Last Updated on April 24, 2017 by Jeff
You’ve heard of progressive overload right?
The principle that you must do incrementally more every session to continue making progress. A little more weight, an extra rep, extra metres, or time. To continually progress, you must be giving your body a new stimulus. Something a little more challenging that it has had before.
This principle is not just how you progress in the gym. It is the basis of successful change in any area of your life. The gym is a great metaphor for achieving things in all other areas of your life too.
People that succeed in the gym are the ones who are committed to working out for the long term. They’re not jumping on fad diets and magic abs blasting machines for 2 weeks, and then going right back to eating takeout on the sofa.
They’re turning up day in and day out; working out, eating right and living a healthy lifestyle as a matter of habit.
Coincidentally, this applies to any area of your life where you want to achieve more.
The Gym Is Your Teacher
The skills, behaviors, beliefs and habits you build in fitness will carry over to every part of your life. Learning the discipline and hard work of following your training plan and eating right will make it easier to put the work into your business or career.
Working for delayed gratification by avoiding unhealthy foods you might be craving, and going to the gym instead of staying in bed; is the same process as saving money for retirement or getting out of debt.
The process of setting goals and working towards them in your body will mirror that in other parts of your life where you would like to make changes and achieve more.
You Build More Than Just A Body Through Fitness
Fitness is more than just building a body. You’re also building your mind. The beliefs and mindset you develop with training is going to lead to more confidence and belief elsewhere.
When you prove to yourself that you can set goals, implement the program and achieve results; you start to feel more confident and in control of your outcomes. What else could you achieve?
If you believe you can achieve something, and refuse to quit, then you will ultimately achieve it. Doing this in fitness is a great place to start, because you can make big changes in a relatively short time span. In 6 months you can look and feel 100% different to how you do right now.
Using Progressive Overload in Everything
One of the reasons people commonly fail in their fitness, and in other goals, are unrealistic expectations. Both in the speed or size of the results, and in the expectations of themselves. How significantly they can change their habits and routines in one go. How much they can change right away or how much impact a change is going to have on outcomes.

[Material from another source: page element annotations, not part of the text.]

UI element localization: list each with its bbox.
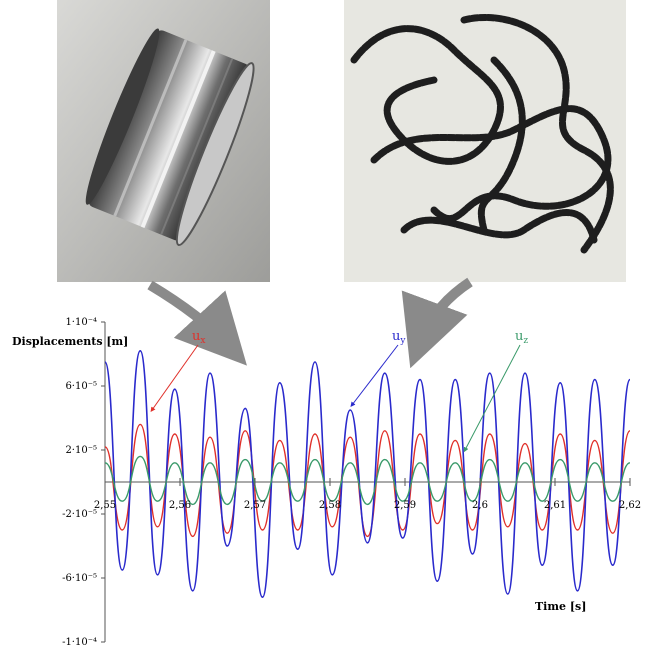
- right-photo-arrow: [401, 277, 473, 369]
- ux-pointer: [150, 344, 199, 413]
- y-tick-label: -6·10⁻⁵: [62, 573, 97, 584]
- x-tick-label: 2,59: [394, 500, 416, 511]
- workpiece-photo: [57, 0, 270, 282]
- x-tick-label: 2,55: [94, 500, 116, 511]
- uz-pointer: [463, 344, 521, 453]
- x-tick-label: 2,61: [544, 500, 566, 511]
- y-axis-label: Displacements [m]: [12, 335, 128, 348]
- uy-pointer: [350, 344, 399, 407]
- series-line-ux: [104, 423, 631, 538]
- y-tick-label: -1·10⁻⁴: [62, 637, 97, 648]
- series-label-uy: uy: [392, 329, 406, 346]
- left-photo-arrow: [147, 280, 247, 366]
- series-label-ux: ux: [192, 329, 205, 346]
- ticks-layer: 1·10⁻⁴ 6·10⁻⁵ 2·10⁻⁵ -2·10⁻⁵ -6·10⁻⁵ -1·10⁻⁴ 2…: [62, 317, 641, 648]
- x-axis-label: Time [s]: [535, 600, 586, 613]
- x-tick-label: 2,56: [169, 500, 191, 511]
- y-tick-label: -2·10⁻⁵: [62, 509, 97, 520]
- metal-chips-photo: [344, 0, 626, 282]
- y-tick-label: 2·10⁻⁵: [65, 445, 97, 456]
- series-line-uz: [104, 455, 631, 506]
- series-layer: [104, 349, 631, 599]
- x-tick-label: 2,6: [472, 500, 488, 511]
- y-tick-label: 1·10⁻⁴: [65, 317, 97, 328]
- x-tick-label: 2,62: [619, 500, 641, 511]
- x-tick-label: 2,57: [244, 500, 266, 511]
- y-tick-label: 6·10⁻⁵: [65, 381, 97, 392]
- series-line-uy: [104, 349, 631, 599]
- series-label-uz: uz: [515, 329, 528, 346]
- x-tick-label: 2,58: [319, 500, 341, 511]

Setting expectations too high, where they are impossible to meet, is a recipe for failure, getting disheartened, losing confidence, and giving up. Every time this happens it gets a little bit harder the next time you try.
You now have more negative reference points, less belief, and more fear that you cannot do this. This is what kills people’s dreams. You’re essentially conditioning yourself to expect failure. Not a good thing!
To avoid this, you must apply the principle of progressive overload. You have look at where you are right now, where you are starting from. Look at where you ultimately want to be – your goal – as the opposite ends of a continuum.
Where people go wrong, is they do not fill all the steps in along the way. They want to jump straight from A to Z, and that is realistically never going to happen. You must fill all the steps in along the way. You have to ask yourself what is the next step forwards?
The one thing that is going to take me closer to my goals?
Using Pareto’s Principle
You want to apply the Pareto Principle or 80/20 rule. Ask yourself which is the single step that is going to give me the biggest returns? What is the simplest, easiest thing I can do that will bring a big change for the least amount of effort?
The less intrusive it is, the less it takes away from your normal habits and routines; the easier it will be to follow through and stick with it. Sometimes the thing that will bring the biggest results is not the thing you should be implementing.
If it’s too advanced for you, too difficult, too far away from where you are now; it is likely to do more harm than good. Sometimes you have to move slowly to get there quicker. Being the tortoise, rather than the hare.
For progressive overload to work, you just need to do a little bit more than you have done before. It is incremental improvement. The process of Kaizen as the Japanese call it.
Trying to take giant leaps forwards and make huge changes all in one go rarely works. You might see some results initially, but after a couple of weeks it becomes unsustainable. You’ve changed too many things, too significantly. You’re always going to subconsciously pull back to your comfort zone.
If you’re using progressive overload, the changes are minimal and you do not suffer that pull back. Only when you’re doing too much does the comfort zone get the better of you.
Look at any goal as a series of steps, rather than just a final destination. Going from A to B, and then B to C is a lot less daunting, much easier to achieve and will quickly build positive momentum. The more momentum you have, the more belief you have.
With momentum and belief at your back, now you can start making bigger changes that make a bigger impact. Now you are in the position to start accelerating towards your goals, because you have built up to it slowly.